Nommer clairement les carences du Danemark
La crise des drones a déclenché un débat politique virulent au Danemark, hôte du sommet. Berlingske préconise la tenue d'un débat plus objectif :
«Mette Frederiksen a été accusée d'avoir provoqué une réaction russe par une rhétorique soi-disant agressive et un soutien massif accordé à l'Ukraine. On doit avoir le droit d'adopter et de défendre cette position, mais il faut souligner que celle-ci consiste à rendre la victime - le Danemark - elle-même responsable de l'attaque. Cela rappelle la politique d'apaisement qui avait précédé la Seconde Guerre mondiale. Si l'on courbe l'échine et qu'on ne provoque pas les tyrans, tout ira bien. Or cela est faux, factuellement et en termes de principes. Il convient néanmoins de saluer la tenue d'un débat ouvert sur les carences du Danemark en matière de réarmement.»

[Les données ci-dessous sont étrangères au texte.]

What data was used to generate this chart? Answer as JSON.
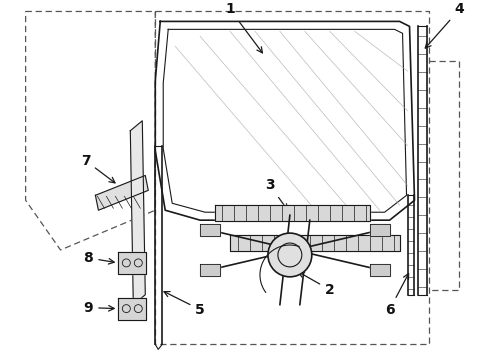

Von der Leyen veut se mettre en avant
La présidente de la Commission flaire l'opportunité, assure La Repubblica :
«'Sous le commandement de l'UE' - cette phrase, répétée à maintes reprises par la présidente de la Commission, Ursula von der Leyen, a alarmé plusieurs pays de l'Union - de la France à l'Allemagne. La réunion exceptionnelle du Conseil européen, hier, a été le théâtre d'un débat houleux sur la question du 'mur de drones', qui suscite moult critiques. Pourquoi ? Parce que VDL ne cache pas vouloir tout mettre en œuvre pour instaurer ce nouveau système de défense. ... La cheffe de la Commission n'hésite pas à instrumentaliser la menace russe pour donner plus de poids à son mandat et attribuer à l'exécutif européen une fonction que celui-ci ne revêt pas officiellement.»